Le principal objectif des travailleurs en grève concerne le salaire. La devise, la livre turque, ayant chuté de plus de 25 % en un an, les salariés ont perdu plus de 20 % de pouvoir d’achat sur la même période, les accords signés par le patronat et le syndicat ne proposant qu’une augmentation symbolique de 3 %. La contestation grandissait déjà depuis plusieurs semaines parmi les ouvriers de Renault, qui s’entendaient répondre, aussi bien par les patrons que par les dirigeants syndicaux de Türk-Metal, lié à la confédération propatronale Türk-is, que les accords étaient désormais signés et qu’on reverrait cela… dans trois ans. C’était une provocation de plus, les accords habituellement signés entre Türk-is et les patrons de l’industrie regroupés dans le MESS étant d’une durée de deux ans.
Or, depuis le 15 avril, les travailleurs de l’usine Bosch, dans la même zone industrielle, ont rapidement obtenu, à la suite d’une grève et malgré les accords déjà signés, une augmentation d’environ 20 %. En dépit de la discrétion des grands médias, cela s’est su très vite dans les usines voisines.
Partageant les mêmes revendications, les travailleurs des autres usines de la zone industrielle expriment leur solidarité. Depuis plusieurs jours ils refusent les heures supplémentaires, boycottent les cantines et viennent à la rencontre des grévistes qui occupent leur lieu de travail, malgré les menaces du préfet et de la police. Des pancartes affichant ce soutien sont placardées sur les enceintes et la contagion atteint les travailleurs d’autres entreprises, comme Valeo ou Delphi. Les familles des grévistes, les amis et les voisins viennent leur apporter de la nourriture : Bursa entre en ébullition.
Comme à son habitude, la direction de Renault a d’abord voulu répondre à la contestation, en licenciant 14 ouvriers considérés comme des meneurs. Elle n’a fait que provoquer l’élargissement du conflit, et a dû reculer en retirant les licenciements… trop tard, car la grève était devenue générale.

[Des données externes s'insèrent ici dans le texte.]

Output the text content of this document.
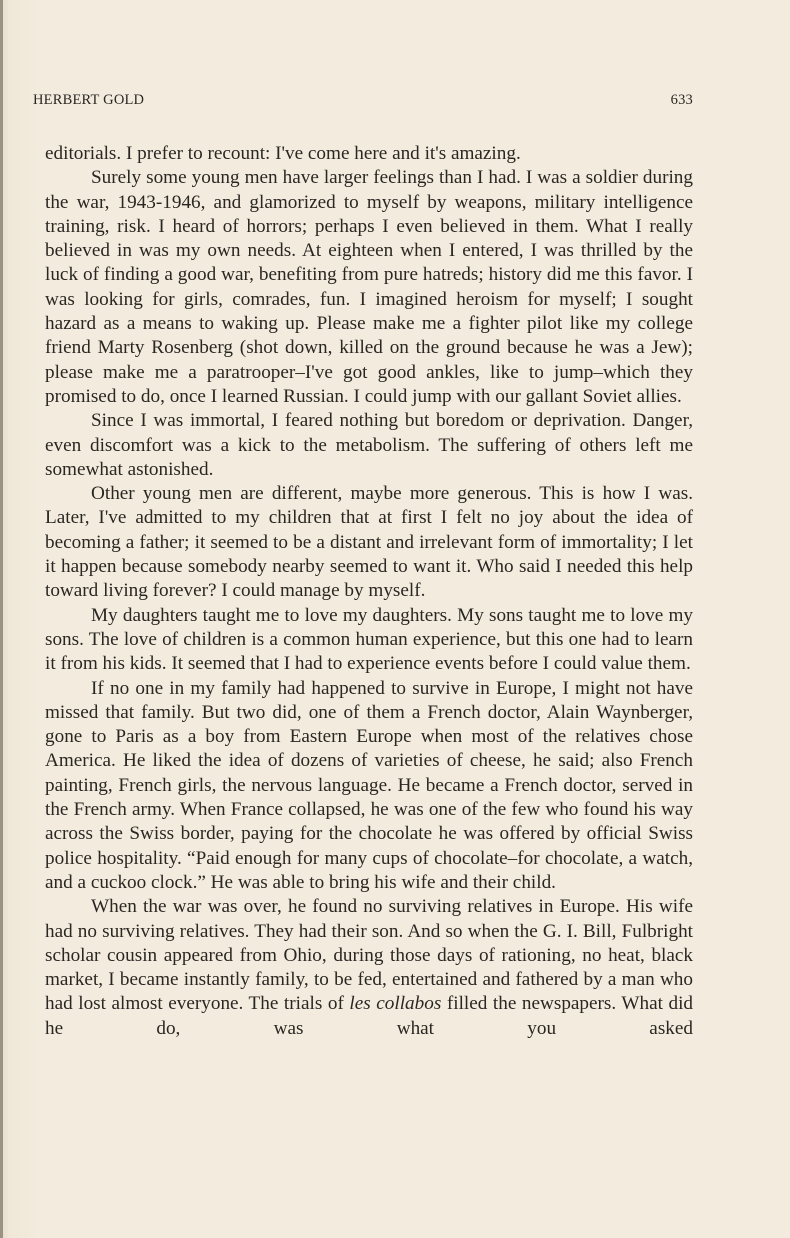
HERBERT GOLD	633

editorials. I prefer to recount: I've come here and it's amazing.

Surely some young men have larger feelings than I had. I was a soldier during the war, 1943-1946, and glamorized to myself by weapons, military intelligence training, risk. I heard of horrors; perhaps I even believed in them. What I really believed in was my own needs. At eighteen when I entered, I was thrilled by the luck of finding a good war, benefiting from pure hatreds; history did me this favor. I was looking for girls, comrades, fun. I imagined heroism for myself; I sought hazard as a means to waking up. Please make me a fighter pilot like my college friend Marty Rosenberg (shot down, killed on the ground because he was a Jew); please make me a paratrooper–I've got good ankles, like to jump–which they promised to do, once I learned Russian. I could jump with our gallant Soviet allies.

Since I was immortal, I feared nothing but boredom or deprivation. Danger, even discomfort was a kick to the metabolism. The suffering of others left me somewhat astonished.

Other young men are different, maybe more generous. This is how I was. Later, I've admitted to my children that at first I felt no joy about the idea of becoming a father; it seemed to be a distant and irrelevant form of immortality; I let it happen because somebody nearby seemed to want it. Who said I needed this help toward living forever? I could manage by myself.

My daughters taught me to love my daughters. My sons taught me to love my sons. The love of children is a common human experience, but this one had to learn it from his kids. It seemed that I had to experience events before I could value them.

If no one in my family had happened to survive in Europe, I might not have missed that family. But two did, one of them a French doctor, Alain Waynberger, gone to Paris as a boy from Eastern Europe when most of the relatives chose America. He liked the idea of dozens of varieties of cheese, he said; also French painting, French girls, the nervous language. He became a French doctor, served in the French army. When France collapsed, he was one of the few who found his way across the Swiss border, paying for the chocolate he was offered by official Swiss police hospitality. “Paid enough for many cups of chocolate–for chocolate, a watch, and a cuckoo clock.” He was able to bring his wife and their child.

When the war was over, he found no surviving relatives in Europe. His wife had no surviving relatives. They had their son. And so when the G. I. Bill, Fulbright scholar cousin appeared from Ohio, during those days of rationing, no heat, black market, I became instantly family, to be fed, entertained and fathered by a man who had lost almost everyone. The trials of les collabos filled the newspapers. What did he do, was what you asked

Maintenant, les directions de Renault et de Tofas essaient de faire reprendre le travail à l’aide de promesses peu convaincantes et en assurant qu’il n’y aura pas de sanctions. Mais ils se voient répondre : « Ce genre de promesses, on connaît ! Ce qu’on veut, c’est une augmentation de salaire de plus de 20 %, comme ceux de Bosch, le droit de choisir notre syndicat, l’amélioration de nos conditions de travail et la fin de toutes les sanctions. » La détermination des grévistes peut se mesurer aux slogans scandés au cours de l’occupation : « Nous sommes des ouvriers, nous avons raison et nous vaincrons ! » ou « Plutôt la mort que la capitulation ! » Des comités ont été élus pour diriger la grève et les grévistes semblent décidés à ne pas se laisser influencer par les confédérations syndicales, qu’elles emploient la menace, comme Türk-is qui qualifie la grève d’illégale, ou qu’elles se prétendent une alternative, comme la confédération Disk, en fait tout aussi prête aux compromis avec les patrons.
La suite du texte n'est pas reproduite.